第13話 リン⑥

 リンの行きたい場所とは自然公園だった。市内の端にあるそこは、動物も入場できるために、昔よくリンと遊びに訪れた場所だった。

 しかし、今考えてみると可笑しな話である。なぜ僕は猫を一匹だけ連れて、こんな場所に遊びにきたのだろうか。傍目から見なくても驚異的に寂しい男だった。


「昔さ、よくここに遊びに来たね」と彼女は言った。

「そうだね」と僕は返した。「リンと一緒に来たね」

「でも、たまに三人だったじゃない。正確には二人と一匹だけど」

「え? そうだっけ」

「ええ、確かにそういう事が多かった。女の人が居たわ。あの人、誰だったの?」


 僕らは今、舗装された道の上を歩いている。自然公園というだけあって、当然、辺りには木が乱立していた。整然さを求められる心とは正反対の姿である。


「ああ、妹かな」

 そう言われてみると、一緒に来たこともあるような気がした。

「リンは妹を知らないんだっけ」


「そう。よく覚えてないわ」


 リンは首を横に振るだけだった。無表情のまま遠くを眺めていた。ただ単に興味がないだけのようだ。しかし、僕には見えない他の何かを見ているようにもみえた。

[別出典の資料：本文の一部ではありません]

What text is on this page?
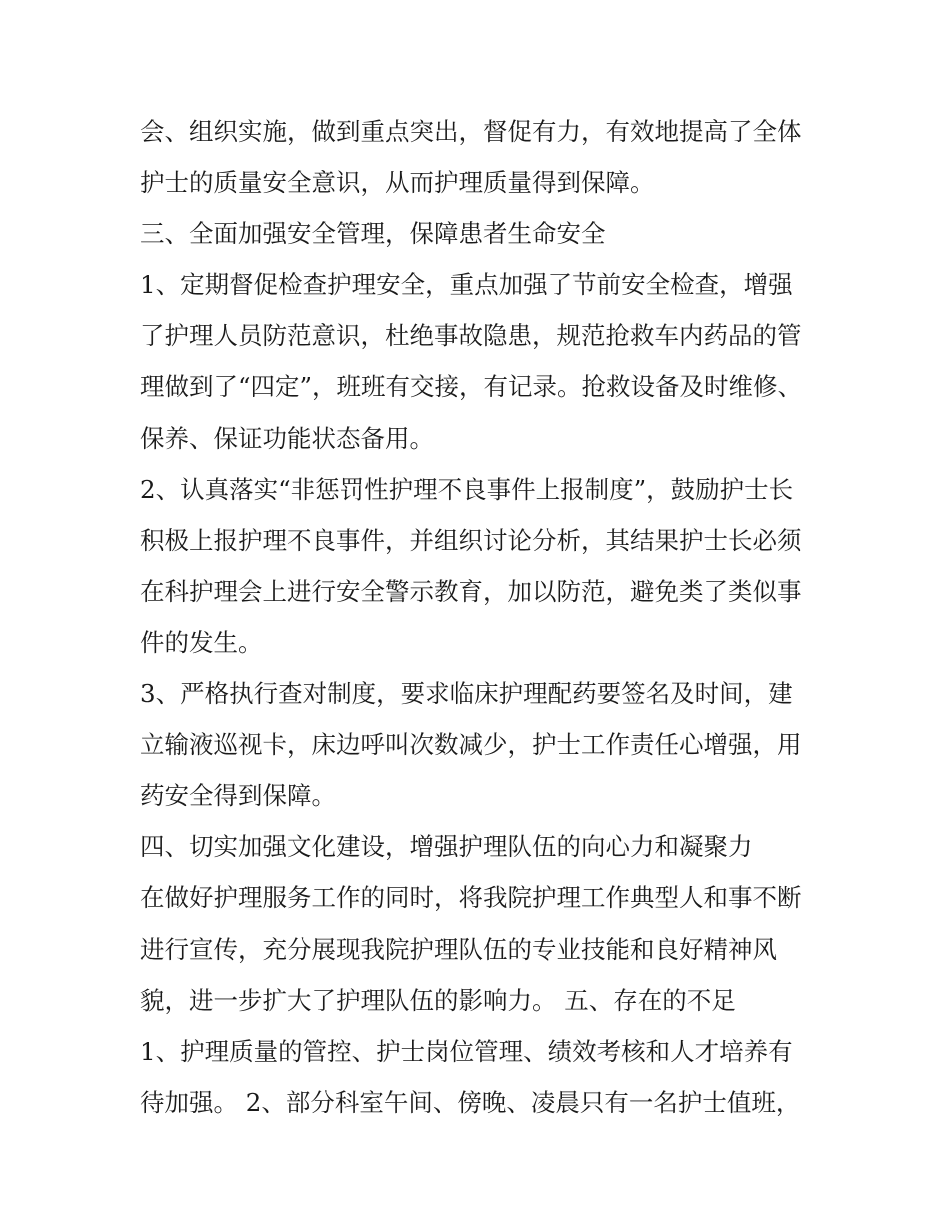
会、组织实施，做到重点突出，督促有力，有效地提高了全体
护士的质量安全意识，从而护理质量得到保障。
三、全面加强安全管理，保障患者生命安全
1、定期督促检查护理安全，重点加强了节前安全检查，增强
了护理人员防范意识，杜绝事故隐患，规范抢救车内药品的管
理做到了“四定”，班班有交接，有记录。抢救设备及时维修、
保养、保证功能状态备用。
2、认真落实“非惩罚性护理不良事件上报制度”，鼓励护士长
积极上报护理不良事件，并组织讨论分析，其结果护士长必须
在科护理会上进行安全警示教育，加以防范，避免类了类似事
件的发生。
3、严格执行查对制度，要求临床护理配药要签名及时间，建
立输液巡视卡，床边呼叫次数减少，护士工作责任心增强，用
药安全得到保障。
四、切实加强文化建设，增强护理队伍的向心力和凝聚力
在做好护理服务工作的同时，将我院护理工作典型人和事不断
进行宣传，充分展现我院护理队伍的专业技能和良好精神风
貌，进一步扩大了护理队伍的影响力。 五、存在的不足
1、护理质量的管控、护士岗位管理、绩效考核和人才培养有
待加强。 2、部分科室午间、傍晚、凌晨只有一名护士值班，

 夕陽が地平線へ消えていく途中で、僕らは帰路へつくことを決めた。リンは何か後ろ髪を引かれるものがあったのか、かすかに躊躇う様子を見せていた。

 もしかすると思い出の人と来たことがあるのかもしれない。先ほどから、その人のことを考えていたのだろうか。

 リンはいつかそいつの元へ帰っていくのか、と考えると、僕も少し悲しくなった。


   ◇◇◇


 リンを外に連れて行くために外出用のキャリー・ケースを購入した。白の簡易なケースで、格子の間からリンの姿を窺うことができた。

 ふーふーと唸っているリンは、きっと『私をこんなとこに入れるなんて、あんた馬鹿じゃないの』と言っているのだと思われた。しかし外に出すと電車には乗れないのだし、我慢してもらうしかなかった。

 よって僕とリンは常に一緒だった。世間ではそれを運命共同体と呼んでいる。


   ◇◇◇


 三日目の夜にリンは言った。


「外出する時には、いつも、私をケースに入れていたわね」

「いや、そうしないと人間社会に入り込むことができないんだよ、リンは」

「そのおかげで君の星の廻りまで背負うことになるのよね。まあ、反対も然りだけど」

「どういうこと?」

「つまりさ、君の運勢が悪いとする」

「うん」

「で、君は石に躓いたあげくにドブに嵌ったとする」

「地味だね……」


「そうするとさ」

 リンは猫が背筋を伸ばすようにして、腕を上にあげた。

「私にも石で転んだ衝撃はくるし、ドブにも嵌る可能性があるわ」


「確かにね。そうか、そうなるとリンの運勢が悪いと、ケースをもっている僕に及ぶのか」

「そうそう。そう考えるとケースに入っている分、まだ私のほうが安全かもね」

「最悪じゃないか僕の人生」

 リンは嬉しそうに笑った。

「なにかを囲うってことは、その責任を負うってことよ」

「そうだね、異論はない」


「つまりさァ」

 リンは滑るように僕へと近づいた。

「責任、ってのを取ってほしいの」

「ドブに嵌ろうよ、一緒にさ」


 僕は布団に滑り込んだ。

 なによ、と言ってリンは膨れた。僕の胸は馬鹿みたいに高鳴っていた。

 一体、この生活はいつまで続くのだろうか——その悩みは新鮮で、まるで生まれてはじめて気にしたかのように、僕自身へと訴えかけていた。


   ◇


 夢を見た。


 猫のリンと歩く夢だ。僕は手にケースを持っている。

 僕らは運命共同体だから絶対に分かれることはない、という確信を僕は持っていた。もはや、不可分の存在なのである。


 だから僕らは一緒に歩いた。

 どこまでも一緒に歩いた。

 道中、誰かに声を掛けられて僕は振り返った。

 視界に映るのは見知った顔——それは人間の姿になったリンだった。